The High Council of Justice (HCOJ) is hearing the issue of appointing Court Chairs. This means that the current corps of the HCOJ, in the final days of its mandate, may appoint the Chairs for five-year terms .
The broad discretionary mandate of Court/Chamber/Collegium Chairs and the opaque practices of their appointment have long been serious problems for the judicial system. To date there are no criteria or procedures set in the legislation for selecting the chairs. The experience of the judicial system shows that the chairs are a group of the most influential judges, and their formal and informal roles and status create possibilities for exerting control over individual judges. Because of this the chairs have for years been considered “bosses” by the judges and are the main mechanism for “managing” the judicial system.

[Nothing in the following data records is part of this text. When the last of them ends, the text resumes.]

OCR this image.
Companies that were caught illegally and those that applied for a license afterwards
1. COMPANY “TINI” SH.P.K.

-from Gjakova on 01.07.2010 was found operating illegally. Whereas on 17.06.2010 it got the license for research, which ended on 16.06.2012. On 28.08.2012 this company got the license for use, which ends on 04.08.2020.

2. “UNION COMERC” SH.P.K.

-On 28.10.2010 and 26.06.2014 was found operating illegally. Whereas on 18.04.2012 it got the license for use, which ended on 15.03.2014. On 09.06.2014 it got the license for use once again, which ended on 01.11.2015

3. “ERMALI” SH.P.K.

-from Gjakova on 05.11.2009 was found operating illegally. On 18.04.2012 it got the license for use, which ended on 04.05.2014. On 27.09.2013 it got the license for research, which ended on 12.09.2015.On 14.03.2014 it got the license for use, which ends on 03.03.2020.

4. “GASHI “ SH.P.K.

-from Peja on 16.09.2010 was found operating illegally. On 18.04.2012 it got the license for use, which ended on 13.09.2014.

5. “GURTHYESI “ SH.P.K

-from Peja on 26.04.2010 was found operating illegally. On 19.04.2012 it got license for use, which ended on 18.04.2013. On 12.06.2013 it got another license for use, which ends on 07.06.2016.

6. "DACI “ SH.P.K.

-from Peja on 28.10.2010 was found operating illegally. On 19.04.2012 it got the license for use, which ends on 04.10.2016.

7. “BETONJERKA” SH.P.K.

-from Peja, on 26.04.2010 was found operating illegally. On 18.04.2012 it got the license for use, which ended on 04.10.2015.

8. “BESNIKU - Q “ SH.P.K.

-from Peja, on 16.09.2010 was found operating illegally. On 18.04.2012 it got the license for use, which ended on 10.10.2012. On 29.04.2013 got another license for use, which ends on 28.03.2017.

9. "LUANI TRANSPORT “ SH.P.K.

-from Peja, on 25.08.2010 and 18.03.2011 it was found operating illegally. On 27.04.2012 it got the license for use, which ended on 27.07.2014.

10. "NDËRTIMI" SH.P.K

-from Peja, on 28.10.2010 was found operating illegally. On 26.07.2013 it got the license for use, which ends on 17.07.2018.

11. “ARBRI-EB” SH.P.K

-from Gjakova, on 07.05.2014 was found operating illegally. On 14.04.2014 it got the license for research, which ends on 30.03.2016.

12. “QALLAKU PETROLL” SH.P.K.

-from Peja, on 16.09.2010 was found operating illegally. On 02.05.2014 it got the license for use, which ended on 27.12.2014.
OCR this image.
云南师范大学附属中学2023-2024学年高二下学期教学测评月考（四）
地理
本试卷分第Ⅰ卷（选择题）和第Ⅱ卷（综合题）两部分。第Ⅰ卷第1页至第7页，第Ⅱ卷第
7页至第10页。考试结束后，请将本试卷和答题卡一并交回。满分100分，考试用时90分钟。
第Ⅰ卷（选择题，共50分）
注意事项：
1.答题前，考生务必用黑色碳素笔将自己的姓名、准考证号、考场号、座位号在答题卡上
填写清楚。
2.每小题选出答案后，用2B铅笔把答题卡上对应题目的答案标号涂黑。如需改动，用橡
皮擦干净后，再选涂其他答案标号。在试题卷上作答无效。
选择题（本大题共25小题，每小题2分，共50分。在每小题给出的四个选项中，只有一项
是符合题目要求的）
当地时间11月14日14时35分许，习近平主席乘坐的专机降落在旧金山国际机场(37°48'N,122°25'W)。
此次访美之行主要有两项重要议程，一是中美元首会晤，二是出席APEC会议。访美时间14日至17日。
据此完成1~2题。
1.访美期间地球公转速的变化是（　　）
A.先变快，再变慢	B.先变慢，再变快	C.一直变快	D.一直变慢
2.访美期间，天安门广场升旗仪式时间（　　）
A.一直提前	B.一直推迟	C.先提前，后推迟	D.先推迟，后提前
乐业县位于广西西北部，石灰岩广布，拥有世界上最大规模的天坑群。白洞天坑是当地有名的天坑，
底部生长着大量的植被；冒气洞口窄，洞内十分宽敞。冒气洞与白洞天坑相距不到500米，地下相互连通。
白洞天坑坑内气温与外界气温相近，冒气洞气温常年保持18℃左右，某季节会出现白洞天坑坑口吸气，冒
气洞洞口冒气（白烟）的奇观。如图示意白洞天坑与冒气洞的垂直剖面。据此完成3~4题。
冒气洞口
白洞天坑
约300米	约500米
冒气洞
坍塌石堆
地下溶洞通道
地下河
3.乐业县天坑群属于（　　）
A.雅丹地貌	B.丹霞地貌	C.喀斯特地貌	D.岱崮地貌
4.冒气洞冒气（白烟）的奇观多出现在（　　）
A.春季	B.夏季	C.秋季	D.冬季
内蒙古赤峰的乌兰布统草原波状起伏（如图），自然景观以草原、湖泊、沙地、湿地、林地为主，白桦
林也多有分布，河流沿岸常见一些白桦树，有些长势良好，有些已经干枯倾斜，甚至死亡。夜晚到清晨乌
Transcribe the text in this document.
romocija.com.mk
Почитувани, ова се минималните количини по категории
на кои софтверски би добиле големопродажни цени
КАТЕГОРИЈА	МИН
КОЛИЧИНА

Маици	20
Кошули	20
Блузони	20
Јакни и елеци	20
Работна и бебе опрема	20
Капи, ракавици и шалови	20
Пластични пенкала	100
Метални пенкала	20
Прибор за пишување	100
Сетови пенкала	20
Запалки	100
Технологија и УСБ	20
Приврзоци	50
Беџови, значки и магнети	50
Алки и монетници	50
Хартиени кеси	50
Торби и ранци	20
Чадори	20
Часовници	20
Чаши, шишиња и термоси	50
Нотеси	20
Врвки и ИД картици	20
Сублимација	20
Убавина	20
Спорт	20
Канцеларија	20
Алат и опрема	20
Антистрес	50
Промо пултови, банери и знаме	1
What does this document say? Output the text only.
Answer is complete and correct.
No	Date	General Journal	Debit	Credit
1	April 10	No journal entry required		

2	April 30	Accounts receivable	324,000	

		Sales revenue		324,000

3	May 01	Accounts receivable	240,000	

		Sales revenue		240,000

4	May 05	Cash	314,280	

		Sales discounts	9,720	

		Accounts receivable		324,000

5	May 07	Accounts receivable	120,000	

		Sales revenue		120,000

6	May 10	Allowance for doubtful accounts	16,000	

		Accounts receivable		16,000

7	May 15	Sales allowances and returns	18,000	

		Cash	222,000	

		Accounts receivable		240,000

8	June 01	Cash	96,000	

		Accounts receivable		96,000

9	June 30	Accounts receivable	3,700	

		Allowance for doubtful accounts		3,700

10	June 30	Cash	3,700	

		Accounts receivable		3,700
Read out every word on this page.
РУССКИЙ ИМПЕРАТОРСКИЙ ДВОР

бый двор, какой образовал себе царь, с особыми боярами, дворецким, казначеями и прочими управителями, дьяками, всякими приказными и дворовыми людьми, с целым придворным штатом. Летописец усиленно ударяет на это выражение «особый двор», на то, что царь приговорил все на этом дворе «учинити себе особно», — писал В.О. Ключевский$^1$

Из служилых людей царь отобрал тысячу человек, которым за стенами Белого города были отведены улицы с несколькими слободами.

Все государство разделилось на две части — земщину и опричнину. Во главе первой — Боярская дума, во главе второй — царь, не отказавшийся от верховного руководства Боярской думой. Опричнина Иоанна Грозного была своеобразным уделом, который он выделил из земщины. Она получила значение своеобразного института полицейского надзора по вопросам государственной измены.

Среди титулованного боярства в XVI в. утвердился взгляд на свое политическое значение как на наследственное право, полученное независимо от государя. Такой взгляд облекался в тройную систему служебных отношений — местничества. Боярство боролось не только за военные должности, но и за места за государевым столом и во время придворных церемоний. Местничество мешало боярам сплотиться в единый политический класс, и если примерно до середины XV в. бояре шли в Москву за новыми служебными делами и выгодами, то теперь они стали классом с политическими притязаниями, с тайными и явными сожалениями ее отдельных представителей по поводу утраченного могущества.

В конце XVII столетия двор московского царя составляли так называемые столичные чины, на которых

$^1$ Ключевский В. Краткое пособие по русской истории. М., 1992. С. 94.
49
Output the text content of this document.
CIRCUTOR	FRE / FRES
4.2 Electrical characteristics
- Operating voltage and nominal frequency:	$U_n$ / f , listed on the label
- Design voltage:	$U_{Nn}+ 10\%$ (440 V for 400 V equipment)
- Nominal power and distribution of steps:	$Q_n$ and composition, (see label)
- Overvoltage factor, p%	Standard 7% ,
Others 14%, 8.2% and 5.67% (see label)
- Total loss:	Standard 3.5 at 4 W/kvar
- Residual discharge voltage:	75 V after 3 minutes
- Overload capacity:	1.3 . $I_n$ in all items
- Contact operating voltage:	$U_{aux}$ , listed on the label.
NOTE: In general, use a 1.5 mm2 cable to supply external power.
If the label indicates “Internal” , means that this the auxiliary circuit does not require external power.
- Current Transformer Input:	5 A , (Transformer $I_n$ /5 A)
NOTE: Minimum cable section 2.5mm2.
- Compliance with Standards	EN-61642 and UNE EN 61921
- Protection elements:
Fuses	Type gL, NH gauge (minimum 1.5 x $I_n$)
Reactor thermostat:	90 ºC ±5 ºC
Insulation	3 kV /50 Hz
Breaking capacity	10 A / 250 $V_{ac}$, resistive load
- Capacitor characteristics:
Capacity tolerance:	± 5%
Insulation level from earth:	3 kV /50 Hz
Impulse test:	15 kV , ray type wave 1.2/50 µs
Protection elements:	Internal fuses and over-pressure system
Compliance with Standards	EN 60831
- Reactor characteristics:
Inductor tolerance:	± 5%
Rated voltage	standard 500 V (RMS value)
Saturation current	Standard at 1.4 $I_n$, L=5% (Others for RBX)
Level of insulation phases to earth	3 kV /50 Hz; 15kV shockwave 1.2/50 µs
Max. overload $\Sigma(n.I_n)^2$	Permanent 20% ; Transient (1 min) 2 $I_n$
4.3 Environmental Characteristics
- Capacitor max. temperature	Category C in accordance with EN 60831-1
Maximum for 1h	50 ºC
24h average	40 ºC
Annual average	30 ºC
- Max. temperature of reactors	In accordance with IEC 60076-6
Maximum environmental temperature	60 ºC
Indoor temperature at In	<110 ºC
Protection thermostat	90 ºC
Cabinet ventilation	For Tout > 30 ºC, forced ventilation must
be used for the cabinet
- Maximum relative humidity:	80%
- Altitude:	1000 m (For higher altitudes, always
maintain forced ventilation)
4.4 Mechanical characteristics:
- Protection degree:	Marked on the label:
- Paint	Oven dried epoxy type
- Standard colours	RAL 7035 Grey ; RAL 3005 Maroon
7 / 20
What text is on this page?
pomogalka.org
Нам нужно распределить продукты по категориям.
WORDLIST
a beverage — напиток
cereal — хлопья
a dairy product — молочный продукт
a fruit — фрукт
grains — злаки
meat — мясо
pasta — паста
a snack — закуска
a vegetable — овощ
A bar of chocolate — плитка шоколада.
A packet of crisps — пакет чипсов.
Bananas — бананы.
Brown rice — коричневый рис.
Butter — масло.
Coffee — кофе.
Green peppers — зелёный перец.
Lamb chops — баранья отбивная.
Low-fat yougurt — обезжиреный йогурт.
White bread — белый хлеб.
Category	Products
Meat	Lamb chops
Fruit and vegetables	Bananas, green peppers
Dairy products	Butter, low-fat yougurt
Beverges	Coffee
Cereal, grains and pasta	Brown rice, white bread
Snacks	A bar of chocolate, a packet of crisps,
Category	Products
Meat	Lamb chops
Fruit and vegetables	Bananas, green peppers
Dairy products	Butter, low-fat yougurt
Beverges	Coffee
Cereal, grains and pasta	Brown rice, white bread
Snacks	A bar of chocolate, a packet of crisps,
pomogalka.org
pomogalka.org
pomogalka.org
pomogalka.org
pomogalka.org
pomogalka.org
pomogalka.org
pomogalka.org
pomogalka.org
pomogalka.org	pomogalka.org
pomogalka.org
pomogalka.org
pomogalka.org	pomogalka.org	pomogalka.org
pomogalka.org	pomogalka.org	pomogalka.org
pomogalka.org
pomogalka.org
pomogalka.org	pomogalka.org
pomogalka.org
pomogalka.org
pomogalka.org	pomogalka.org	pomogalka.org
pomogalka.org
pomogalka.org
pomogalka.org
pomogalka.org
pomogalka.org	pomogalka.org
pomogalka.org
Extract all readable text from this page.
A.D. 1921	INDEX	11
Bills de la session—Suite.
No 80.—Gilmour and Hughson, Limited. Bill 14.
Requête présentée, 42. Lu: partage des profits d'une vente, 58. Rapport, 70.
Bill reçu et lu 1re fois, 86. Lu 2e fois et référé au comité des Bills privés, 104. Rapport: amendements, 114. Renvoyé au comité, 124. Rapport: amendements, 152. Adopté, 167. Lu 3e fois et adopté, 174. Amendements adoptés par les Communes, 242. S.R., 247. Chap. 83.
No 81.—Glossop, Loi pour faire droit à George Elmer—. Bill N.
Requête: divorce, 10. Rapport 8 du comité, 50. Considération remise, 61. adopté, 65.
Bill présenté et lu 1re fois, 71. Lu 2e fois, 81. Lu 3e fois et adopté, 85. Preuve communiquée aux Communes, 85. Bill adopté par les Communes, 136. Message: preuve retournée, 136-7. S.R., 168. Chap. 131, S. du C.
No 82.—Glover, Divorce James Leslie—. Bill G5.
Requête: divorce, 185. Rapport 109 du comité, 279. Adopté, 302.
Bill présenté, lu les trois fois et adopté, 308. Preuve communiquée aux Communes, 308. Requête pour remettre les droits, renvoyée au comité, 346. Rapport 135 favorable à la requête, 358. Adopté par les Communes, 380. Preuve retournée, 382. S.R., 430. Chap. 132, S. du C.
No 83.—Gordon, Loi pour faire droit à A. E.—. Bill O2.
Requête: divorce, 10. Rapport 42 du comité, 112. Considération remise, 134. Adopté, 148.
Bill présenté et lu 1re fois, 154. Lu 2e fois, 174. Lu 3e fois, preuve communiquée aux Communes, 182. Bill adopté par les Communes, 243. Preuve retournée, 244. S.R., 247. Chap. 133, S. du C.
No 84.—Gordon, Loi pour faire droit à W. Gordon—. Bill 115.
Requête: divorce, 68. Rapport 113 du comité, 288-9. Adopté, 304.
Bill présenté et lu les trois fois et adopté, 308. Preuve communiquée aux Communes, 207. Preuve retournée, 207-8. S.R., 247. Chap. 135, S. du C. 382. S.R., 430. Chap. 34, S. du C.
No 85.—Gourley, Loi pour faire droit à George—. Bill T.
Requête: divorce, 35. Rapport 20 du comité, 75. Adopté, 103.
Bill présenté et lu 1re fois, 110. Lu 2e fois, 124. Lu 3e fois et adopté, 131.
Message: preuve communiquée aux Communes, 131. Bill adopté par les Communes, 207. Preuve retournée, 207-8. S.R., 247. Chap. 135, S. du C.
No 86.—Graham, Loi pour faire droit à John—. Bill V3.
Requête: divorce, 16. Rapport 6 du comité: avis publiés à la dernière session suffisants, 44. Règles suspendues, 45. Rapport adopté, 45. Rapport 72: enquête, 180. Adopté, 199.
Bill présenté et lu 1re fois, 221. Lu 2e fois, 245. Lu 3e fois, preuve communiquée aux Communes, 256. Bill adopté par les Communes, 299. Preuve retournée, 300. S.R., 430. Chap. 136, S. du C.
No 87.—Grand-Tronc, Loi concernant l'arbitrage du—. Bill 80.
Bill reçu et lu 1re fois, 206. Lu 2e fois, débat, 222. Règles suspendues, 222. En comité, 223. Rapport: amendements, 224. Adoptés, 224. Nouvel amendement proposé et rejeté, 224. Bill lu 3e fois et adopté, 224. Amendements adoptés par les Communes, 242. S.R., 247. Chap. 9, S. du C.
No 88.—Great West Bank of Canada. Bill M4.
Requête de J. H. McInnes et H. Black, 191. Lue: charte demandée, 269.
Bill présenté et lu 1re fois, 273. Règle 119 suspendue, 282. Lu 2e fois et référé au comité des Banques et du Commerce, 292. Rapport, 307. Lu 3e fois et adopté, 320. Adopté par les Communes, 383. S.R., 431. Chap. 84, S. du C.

The result is that ideas for reforming this institution have always been met with severe and irrational criticism by the influential groups within the system. For example, although the initial draft of the “Third Wave” judicial reforms package had provisions for the court chairs to be elected by the judges of respective courts and this was commended by the Venice Commission report in 2014, this provision was removed from the final draft of the legislation, likely because of the demands of this influential group. Also, the provision introducing court chair election rules was changed due to the demands of the majority of the HCOJ members in the final stages of the long-term judicial strategy development.
In the Coalition’s view, the improvement of the Chairs must start with changes in their selection rules. We believe that respective courts must be given the opportunity to elect the chairs themselves so that the HCOJ no longer retains the power to dispatch their own representative as a chair to control the courts.
The fact that the HCOJ is hearing appointment of court chairs for five-year terms while the mandates of the majority of its members’ are expiring in early June raises concern that the HCOJ’s current membership is trying to ensure that the important administrative positions are filled with their desired personnel. These questions are further strengthened by the Tbilisi Appeals Court Chair’s unexpected resignation on May 25, allowing the HCOJ to appoint its desired candidate to this position. It is worth noting that the Tbilisi Appeals Court Chair’s term was ending in four months, further strengthening the suspicion of a possible informal agreement.
The Coalition considers that in this situation if the HCOJ fills the chair vacancies using the opaque process and ignoring merit, this will further significantly undermine public trust in the judiciary, boost the informal influences within the judicial system, and the independence of individual judges will come under significant doubt.
 It’s worth noting that the judiciary has such an experience when after the 2012 Parliamentary elections the previous corps of the HCOJ appointed their desired chairs for five years hastily, in a closed session.